そして売主はいつどんな方法で代金を支払うのか、支払いが遅れた場合の対応などについて、契約書に明記しておくのです。このように相手に対してどこまで権利を主張でき、どこまでの範囲で義務を負うのかを明確にしておくことが大切になります。
2.第三者が見ても分かるように作成する
上述したように契約書は紛争が裁判に発展した場合に重要な証拠となる文書です。 裁判になった場合は裁判官や弁護士が証拠としてそれを見ることになります。そのためその内容は当事者だけではなく、第三者が見ても分かるように作成することが必要です。またその内容は1つの解釈しかできないような表現で記載することも大切になります。見方によって違う解釈ができてしまうような表現では、違う解釈をされたときに証明力が下がってしまう恐れがあるのです。
3.契約書の後文には署名捺印する
契約書の最後に以下のような文章が記載されているのを見たことがあるでしょうか?「本契約締結の証として、本契約書2通を作成し、甲乙署名捺印又は記名押印の上、各 1通を保有する。」
この文章のことを後文と言います。
この後文は、契約書の作成通数や原本・写しの作成を明らかにするために記載するものです。ここに記載されている署名捺印と記名押印にはどのような違いがあるのでしょうか?
署名と記名の違い
まず署名とは、本人が自筆で氏名を手書きすることをいいます。そして記名とは署名以外の方法で記載されたものをいい、ゴム印やパソコンで記載したものが一般的です。
こう書くと手書きのものは全て署名だと勘違いしてしまうかたがいるかもしれませんがそうではありません。

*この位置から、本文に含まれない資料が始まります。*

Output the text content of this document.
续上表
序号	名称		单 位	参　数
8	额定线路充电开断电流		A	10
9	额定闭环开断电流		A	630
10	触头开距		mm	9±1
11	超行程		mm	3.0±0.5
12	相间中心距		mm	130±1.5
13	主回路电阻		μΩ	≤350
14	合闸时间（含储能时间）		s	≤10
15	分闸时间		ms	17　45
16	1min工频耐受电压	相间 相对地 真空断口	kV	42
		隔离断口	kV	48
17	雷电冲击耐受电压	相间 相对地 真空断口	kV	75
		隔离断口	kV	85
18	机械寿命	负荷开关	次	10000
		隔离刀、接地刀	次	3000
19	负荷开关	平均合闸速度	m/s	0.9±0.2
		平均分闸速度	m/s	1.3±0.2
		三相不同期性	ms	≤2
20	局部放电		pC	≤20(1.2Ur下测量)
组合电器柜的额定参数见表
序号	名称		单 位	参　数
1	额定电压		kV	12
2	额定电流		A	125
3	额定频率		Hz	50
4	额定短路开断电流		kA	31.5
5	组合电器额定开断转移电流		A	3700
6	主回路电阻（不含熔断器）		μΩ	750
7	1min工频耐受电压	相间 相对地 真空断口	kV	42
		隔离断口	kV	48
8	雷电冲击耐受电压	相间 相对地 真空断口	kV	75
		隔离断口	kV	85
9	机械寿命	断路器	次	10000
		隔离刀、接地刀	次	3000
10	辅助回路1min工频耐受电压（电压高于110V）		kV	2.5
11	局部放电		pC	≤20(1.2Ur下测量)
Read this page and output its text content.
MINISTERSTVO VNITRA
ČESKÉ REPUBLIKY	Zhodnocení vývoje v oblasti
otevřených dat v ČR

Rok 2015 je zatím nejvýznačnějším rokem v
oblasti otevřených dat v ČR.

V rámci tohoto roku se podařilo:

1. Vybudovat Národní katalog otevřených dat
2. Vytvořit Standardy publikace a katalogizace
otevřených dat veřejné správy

署名はあくまでも“本人”が手書きで書いたものであって本人以外が手書きで書いたものは記名になるのです。
捺印と押印
この2つ、どちらも印を押すこととして使用される同じ意味の言葉です。では何が違うのか?
前に「署名」とつく場合は「捺印」、前に「記名」とつく場合は「押印」という風にそれぞれセットになっています。
つまり署名押印という言葉を使用した場合その使い方は正しくないということです。正しくは署名捺印か記名押印となります。
ここまで書くと何となく察しがつくかもしれませんが、記名押印よりも署名捺印の方が証明力が高いのです。そのため契約書には署名捺印した方が証明力も高くなります。
まとめ
今回は契約書作成の目的と、契約書を作成する際におさえるべきポイントについてご紹介しました。契約は申込と承諾という当事者間の合意だけで原則として成立しますが、契約書を作成することでトラブルを未然に防ぐことができますし、契約内容の確認にもなります。
契約書を作成する際は、万が一トラブルになった場合でも適切な対応ができるようぜひ専門家へご相談ください。